A researcher breached ethical regulations by publishing a paper which allegedly used ethical mis-steps to advance their study. The paper, published in the American Journal of Clinical Nutrition, used human subjects, including children. One of the complaints which led to the paper’s retraction was that the researchers were unable to provide appropriate documentation which clearly showed that all adults and children involved in the experiment were provided with a full consent form for the study. The paper was also retracted for other reasons, including their possible noncompliance with NIH guidelines, and also the question of whether some participants in the study were even eligible. The American Journal of Clinical Nutrition gave the following specific reasons for their retraction of the paper(1, 2):
The article cited above, which was originally published in the September 2012 issue and prepublished on 1 August 2012, has been retracted by the publisher for the following reasons:
1. The authors are unable to provide sufficient evidence that the study had been reviewed and approved by a local ethics committee in China in a manner fully consistent with NIH guidelines. Furthermore, the engaged institutions in China did not have US Federal Wide Assurances and had not registered their Institutional Review Board (or Ethics Review Committee).

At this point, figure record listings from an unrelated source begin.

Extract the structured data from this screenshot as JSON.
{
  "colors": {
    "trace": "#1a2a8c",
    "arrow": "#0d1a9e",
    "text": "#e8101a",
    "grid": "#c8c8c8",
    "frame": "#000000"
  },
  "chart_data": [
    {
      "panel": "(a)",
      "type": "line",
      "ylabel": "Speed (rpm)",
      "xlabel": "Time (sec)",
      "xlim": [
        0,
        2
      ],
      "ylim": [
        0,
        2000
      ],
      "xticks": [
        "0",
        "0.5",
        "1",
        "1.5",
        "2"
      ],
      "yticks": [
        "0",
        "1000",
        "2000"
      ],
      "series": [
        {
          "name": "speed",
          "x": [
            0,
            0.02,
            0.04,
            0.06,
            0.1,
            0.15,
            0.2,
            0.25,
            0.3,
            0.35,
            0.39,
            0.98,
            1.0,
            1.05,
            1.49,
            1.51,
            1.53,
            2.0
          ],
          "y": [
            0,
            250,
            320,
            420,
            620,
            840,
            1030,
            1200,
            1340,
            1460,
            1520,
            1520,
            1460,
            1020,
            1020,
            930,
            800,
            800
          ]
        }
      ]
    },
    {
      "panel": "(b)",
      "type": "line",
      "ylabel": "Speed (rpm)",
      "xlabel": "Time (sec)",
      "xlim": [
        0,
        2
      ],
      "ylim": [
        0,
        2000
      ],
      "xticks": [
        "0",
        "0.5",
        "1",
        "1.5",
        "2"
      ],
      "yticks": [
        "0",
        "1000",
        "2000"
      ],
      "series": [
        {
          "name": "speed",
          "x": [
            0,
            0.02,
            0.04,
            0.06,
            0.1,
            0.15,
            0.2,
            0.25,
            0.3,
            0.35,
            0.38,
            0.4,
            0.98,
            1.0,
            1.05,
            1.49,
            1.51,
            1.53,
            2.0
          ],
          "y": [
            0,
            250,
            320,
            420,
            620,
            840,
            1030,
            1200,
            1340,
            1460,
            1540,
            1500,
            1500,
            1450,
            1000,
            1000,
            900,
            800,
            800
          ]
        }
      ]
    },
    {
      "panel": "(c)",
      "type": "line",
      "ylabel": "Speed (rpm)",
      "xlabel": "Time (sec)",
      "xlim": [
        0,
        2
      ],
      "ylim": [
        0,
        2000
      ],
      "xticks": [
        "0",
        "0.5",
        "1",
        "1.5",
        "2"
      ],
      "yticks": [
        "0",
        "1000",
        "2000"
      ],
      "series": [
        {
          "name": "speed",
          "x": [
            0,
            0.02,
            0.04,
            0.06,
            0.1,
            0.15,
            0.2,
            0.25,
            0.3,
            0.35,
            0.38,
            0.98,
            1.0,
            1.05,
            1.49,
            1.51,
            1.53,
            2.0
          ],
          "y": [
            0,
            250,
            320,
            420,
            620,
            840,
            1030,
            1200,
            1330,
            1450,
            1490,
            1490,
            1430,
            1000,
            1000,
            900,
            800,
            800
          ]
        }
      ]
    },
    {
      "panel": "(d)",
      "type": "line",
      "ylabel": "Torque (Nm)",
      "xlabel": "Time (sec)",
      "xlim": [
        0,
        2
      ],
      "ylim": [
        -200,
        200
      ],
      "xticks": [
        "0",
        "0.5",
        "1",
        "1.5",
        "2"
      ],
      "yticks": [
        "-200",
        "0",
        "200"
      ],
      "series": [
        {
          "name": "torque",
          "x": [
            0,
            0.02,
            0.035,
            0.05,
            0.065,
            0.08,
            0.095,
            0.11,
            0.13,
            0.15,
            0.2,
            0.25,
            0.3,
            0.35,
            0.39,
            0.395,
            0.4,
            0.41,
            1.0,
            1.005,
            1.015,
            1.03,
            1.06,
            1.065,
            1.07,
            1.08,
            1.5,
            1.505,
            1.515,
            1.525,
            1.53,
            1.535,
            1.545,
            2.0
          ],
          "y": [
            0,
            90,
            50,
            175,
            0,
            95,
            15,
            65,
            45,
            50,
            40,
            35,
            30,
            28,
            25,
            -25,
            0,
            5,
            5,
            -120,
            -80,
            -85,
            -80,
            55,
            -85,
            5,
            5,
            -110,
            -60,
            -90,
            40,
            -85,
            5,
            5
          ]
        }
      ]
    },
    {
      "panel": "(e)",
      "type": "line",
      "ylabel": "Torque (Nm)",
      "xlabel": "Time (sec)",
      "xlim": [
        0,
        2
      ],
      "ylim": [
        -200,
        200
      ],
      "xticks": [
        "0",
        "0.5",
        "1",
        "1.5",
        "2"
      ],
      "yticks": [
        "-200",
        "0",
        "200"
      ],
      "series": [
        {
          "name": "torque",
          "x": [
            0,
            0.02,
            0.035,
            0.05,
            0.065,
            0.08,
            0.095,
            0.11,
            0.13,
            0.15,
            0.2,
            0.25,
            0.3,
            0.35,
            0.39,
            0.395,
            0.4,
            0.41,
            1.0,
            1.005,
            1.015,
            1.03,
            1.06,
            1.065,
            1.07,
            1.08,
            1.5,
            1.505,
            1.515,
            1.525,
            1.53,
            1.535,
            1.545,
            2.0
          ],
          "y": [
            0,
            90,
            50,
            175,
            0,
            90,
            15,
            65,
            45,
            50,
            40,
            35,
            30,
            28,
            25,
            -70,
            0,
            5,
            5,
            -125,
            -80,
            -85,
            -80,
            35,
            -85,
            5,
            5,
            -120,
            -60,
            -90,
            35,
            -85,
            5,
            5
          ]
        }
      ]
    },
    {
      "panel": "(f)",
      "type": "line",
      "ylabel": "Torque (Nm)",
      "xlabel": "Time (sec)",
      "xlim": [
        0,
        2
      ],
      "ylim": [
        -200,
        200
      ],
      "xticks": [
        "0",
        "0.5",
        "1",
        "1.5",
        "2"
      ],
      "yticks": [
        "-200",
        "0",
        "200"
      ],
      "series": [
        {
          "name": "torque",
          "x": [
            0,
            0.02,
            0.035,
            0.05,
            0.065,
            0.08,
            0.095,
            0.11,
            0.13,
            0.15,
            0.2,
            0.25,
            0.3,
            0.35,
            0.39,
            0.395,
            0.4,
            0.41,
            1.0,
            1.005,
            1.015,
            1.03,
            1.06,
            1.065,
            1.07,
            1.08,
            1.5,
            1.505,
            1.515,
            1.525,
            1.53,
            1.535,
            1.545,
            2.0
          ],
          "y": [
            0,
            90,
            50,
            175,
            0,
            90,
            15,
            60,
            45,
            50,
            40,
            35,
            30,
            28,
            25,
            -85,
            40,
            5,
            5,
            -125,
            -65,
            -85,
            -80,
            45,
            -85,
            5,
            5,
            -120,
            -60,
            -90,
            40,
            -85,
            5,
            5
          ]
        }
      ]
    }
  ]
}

2. The authors are unable to substantiate through documentary evidence that all parents or children involved in the study were provided with the full consent form for the study.
3. Specific eligibility issues were identified in regard to 2 subjects in the study.
The study revolved around the supposed nutritional benefit of Golden Rice. Golden Rice has been touted as the answer to world hunger and vitamin A deficiency, most common in poorer countries where the people don’t always have access to adequate nutrition. Vitamin A deficiency often leads to blindness and death. Golden Rice is a genetically modified organism that has been surrounded by controversy. Wang Jing, a campaigner for Greenpeace in China, pointed out that the researchers didn’t tell the parents or children involved in the study that they were using a GM crop. “They actually hid the fact that golden rice is a genetically modified crop,” said Wang, as reported by NPR.(3)
Research driven by greed and profit?
The paper, titled “β-Carotene in Golden Rice is as good as β-carotene in oil at providing vitamin A to children” focused on comparing β-carotene from Golden Rice with β-carotene in oil form; the paper also claimed that Golden Rice was better at providing vitamin A to children than spinach. A 2013 paper published by Greenpeace International titled “Golden Illusion: The Promises of ‘Golden’ Rice” cries foul to the researchers’ claims(4):
But exactly how beta-carotene from golden rice would be processed in the human body, and how the products compare to natural beta-carotene in plants, is not yet known.
Any food safety assessment of golden rice would be extremely complex. Most regulatory systems rely on the concept of substantial equivalence, where the plant is considered equal to its non-GE counterpart except for the protein produced by the introduced genes. However, because golden rice attempts to introduce a whole new biochemical pathway, the concept of substantial equivalence is not applicable.
Greenpeace goes on to say that Golden Rice really isn’t needed, or necessary, which begs the question, why promote this product anyway?
Perhaps there is money behind conducting a study to show the benefits of a GM product like Golden Rice. As Greenpeace points out, the Golden Rice research project has a great PR team. Yet, in 2015, the White House Office of Science and Technology Policy the US Patent and Trademark Office awarded the Golden Rice inventors with a humanitarian award.(5)
As GRAIN.org points out, “Golden Rice is being developed by a ‘public-private partnership’ led by Syngenta, one of the world’s largest pesticide and seed corporations and the owner of the patent rights involved, and the International Rice Research Institute (IRRI).”(6) Scientists benefiting from the very industry their studies are based on can not be trust to be honest in their own published work. If the scientists themselves cannot conduct research ethically on this product, then how are we to believe that his isn’t a profit-driven scheme backed by major agrochemical companies who are, rightly known, to be nefarious in their work?